If the district court judge rules in favor of the plaintiffs, the next step will be the discovery phase, in which each party gathers evidence about the other party's claims.
'Life or death information'
Chris Danielsen, NFB's public relations director and a blind individual, said it’s frustrating that discrimination against blind patients in the health care system is still happening, especially because the ADA is nearly 30 years old.
Danielsen said he uses MedStar Health, a provider with a website compatible with screen reader technology for blind people. The website allows him to easily access his medical records and documents online.
The current case is NFB’s and Disability Rights NC’s first against a hospital system.
The NFB settled a case last year against the Centers for Medicare and Medicaid Services for its failure to send accessible documents about Medicare plans to blind patients. The settlement required CMS to begin providing materials in formats that blind people could read.

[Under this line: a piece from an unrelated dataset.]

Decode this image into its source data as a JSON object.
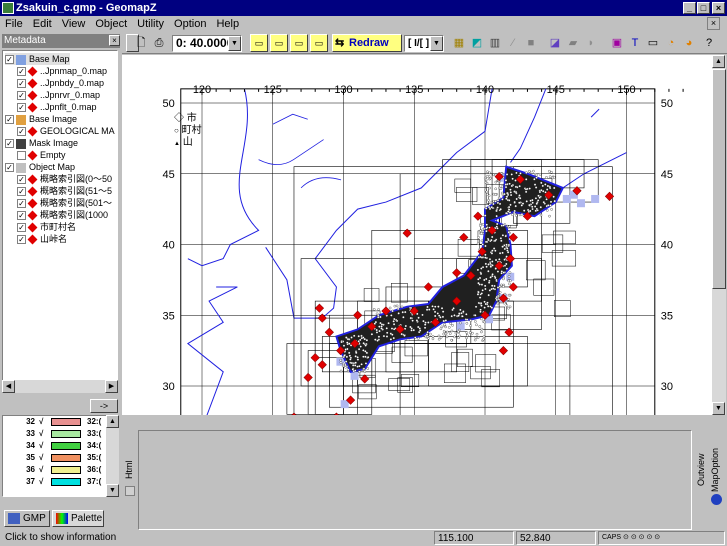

Hodgson said this case is unique because most health care lawsuits regarding auxiliary aids and services have been for the deaf community. He hopes this lawsuit will effect nationwide change within health care accessibility for the blind.
Danielsen said the problems faced by Bone and Miles are matters of equal rights.
“This is information about us that we can’t access — and it affects not only potentially our credit history, but it affects our ability to manage our own health independently,” he said. “There could be life or death information that’s contained in some of these documents.”